To describe criteria on CLE-imaging of different entities (thoracic wall/
pleura/ fibrosis/ mediastinum) compared to histology.

This is a multi-center (NKI and AMC), investigator-initiated, observational
study. A maximum of 20 patients with (a strong suspicion of) an intra-thoracic
malignancy are enrolled. All of the enrolled patients have an indication for
tissue collection (by transthoracic CT/US- guided biopsy, E(B)US,
mediastinoscopy or thoracoscopic guided biopsy).

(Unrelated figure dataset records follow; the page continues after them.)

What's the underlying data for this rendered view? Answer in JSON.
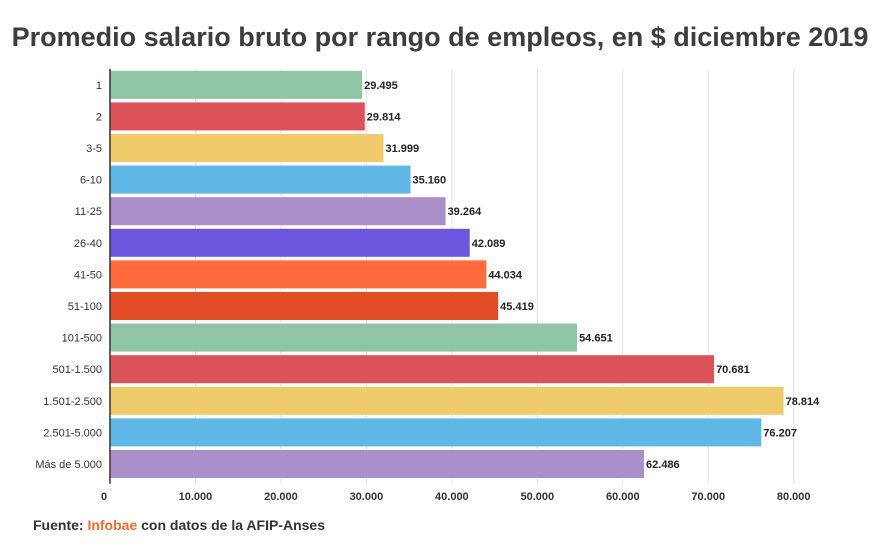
{
  "chart_data": {
    "type": "bar",
    "orientation": "horizontal",
    "title": "Promedio salario bruto por rango de empleos, en $ diciembre 2019",
    "xlabel": "",
    "ylabel": "",
    "categories": [
      "1",
      "2",
      "3-5",
      "6-10",
      "11-25",
      "26-40",
      "41-50",
      "51-100",
      "101-500",
      "501-1.500",
      "1.501-2.500",
      "2.501-5.000",
      "Más de 5.000"
    ],
    "values": [
      29495,
      29814,
      31999,
      35160,
      39264,
      42089,
      44034,
      45419,
      54651,
      70681,
      78814,
      76207,
      62486
    ],
    "value_labels": [
      "29.495",
      "29.814",
      "31.999",
      "35.160",
      "39.264",
      "42.089",
      "44.034",
      "45.419",
      "54.651",
      "70.681",
      "78.814",
      "76.207",
      "62.486"
    ],
    "colors": [
      "#8fc4a4",
      "#dc5259",
      "#f0cb6c",
      "#5fb8e5",
      "#ab8fcb",
      "#6d55dd",
      "#ff6b3c",
      "#e24c26",
      "#8fc4a4",
      "#dc5259",
      "#f0cb6c",
      "#5fb8e5",
      "#ab8fcb"
    ],
    "xlim": [
      0,
      86000
    ],
    "xticks": [
      0,
      10000,
      20000,
      30000,
      40000,
      50000,
      60000,
      70000,
      80000
    ],
    "xtick_labels": [
      "0",
      "10.000",
      "20.000",
      "30.000",
      "40.000",
      "50.000",
      "60.000",
      "70.000",
      "80.000"
    ],
    "grid": true,
    "legend": "none"
  },
  "footer": {
    "prefix": "Fuente:",
    "brand": "Infobae",
    "suffix": "con datos de la AFIP-Anses",
    "brand_color": "#f26a2e"
  }
}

A participating patient will not benefit from this study. However the results
of this study may benefit the diagnostic procedure of future intra thoracic
(mesothelioma) diagnostics and may improve quality of life of future patients,
by lowering the number of biopsies. The procedure of needle based CLE combined
with endosonographic- and transthoracic- tissue biopsy have proved to be safe
and provides real time information on a microscopic level regarding tissue
architecture3,4,7,16. There is little burden related to study participation:
during a conventional biopsy procedure (e.g. endosconographic-, transthoracic-
or thoracoscopic biopsy), optical CLE with the use of a light beam will be
performed by fitting the CLE probe through the biopsy needle and bringing it in
perpendicular contact with the tissue. This is followed by conventional biopsy
of the tissue (routine work up) at the same site as the CLE measurements,
without the need for additional biopsies for research purposes. Estimated
prolonged procedure time due to imaging is 5 (for transthoracic approaches,
under local anesthesia) to 10 minutes (for EUS and thoracoscopy approaches,
with propofol-sedation or general anesthesia). Adverse events are not expected,
based on our own CLE experience in patients with interstitial lung diseases
(Clintrial.gov identifier NCT02689102, NL54612-018-15), lung cancer and
sarcoidosis (Clintrial.gov identifier)(Clinicaltrial.gov identifier NCT
NCT02689050, protocol nr NL54612-018-15), and the data of previous studies
where CT-guided transthoracic biopsies combined with CLE was reported to be
safe, easy to perform and little time-consuming, without adverse events related
to CLE. In conclusion, to our opinion the burden and risks associated with the
additional optical technique measurements are neglectible.